ASB-3 inhibitors work by influencing the ubiquitin-proteasome system and related protein degradation pathways. This is because ASB-3 is an E3 ubiquitin ligase, and its main function is to mark proteins for degradation via the proteasome. Bortezomib, MG-132, Epoxomicin, and Lactacystin are all proteasome inhibitors. They inhibit the proteasome, preventing the degradation of ubiquitinated proteins and thereby disruptingthe balance that ASB-3 helps to maintain through marking proteins for destruction. The result is an accumulation of proteins that were marked by ASB-3, leading to its functional inhibition.

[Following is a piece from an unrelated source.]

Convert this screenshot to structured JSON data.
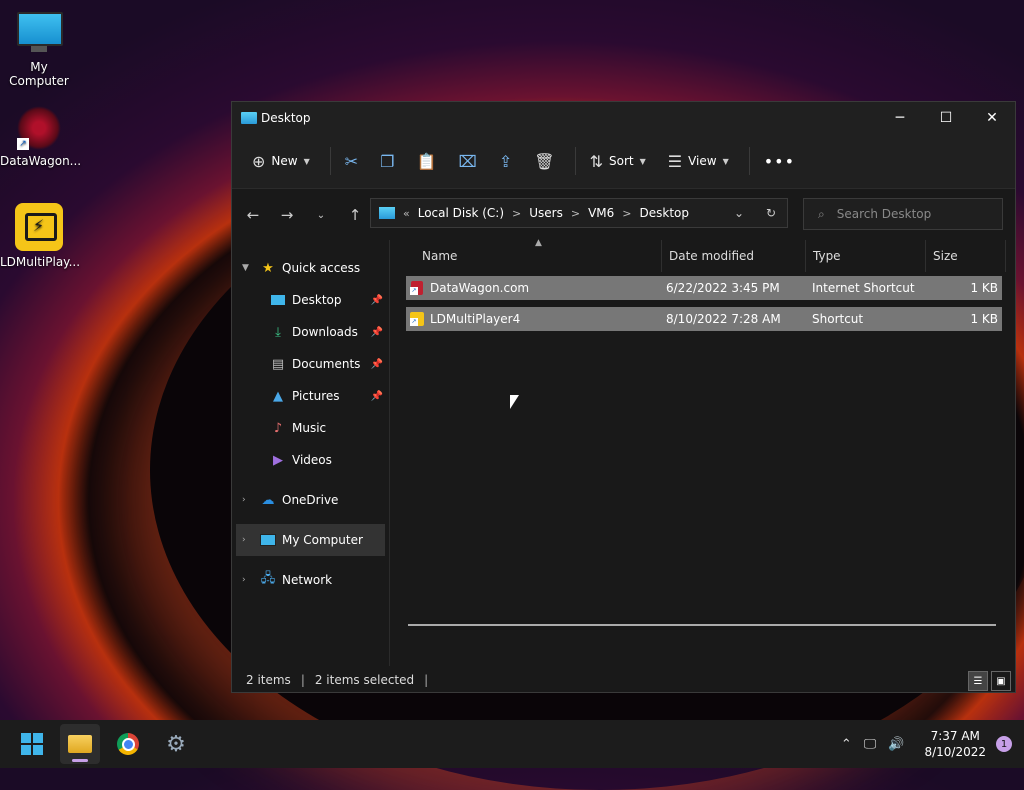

Other compounds disrupt the ubiquitin-proteasome system in different ways. PYR-41, for instance, inhibits the initiation of ubiquitination by targeting ubiquitin-activating enzyme E1, preventing ASB-3 from marking proteins for degradation. Compounds like MLN4924 target the NEDD8 pathway, which is involved in the modification of cullins, a crucial component of E3 ubiquitin ligases like ASB-3. Other inhibitors, such as PR-619, target the deubiquitination process, which is essential for the degradation of proteins marked by ASB-3. Eeyarestatin I targets the ER-associated degradation pathway, which, when inhibited, disrupts the balance between protein synthesis and degradation that ASB-3 is involved in. Chloroquine and Leupeptin inhibit lysosomal function and protease activity, respectively, both of which are involved in the degradation of proteins marked by ASB-3. Auranofin induces oxidative stress, which can directly affect the function of many proteins, including ASB-3.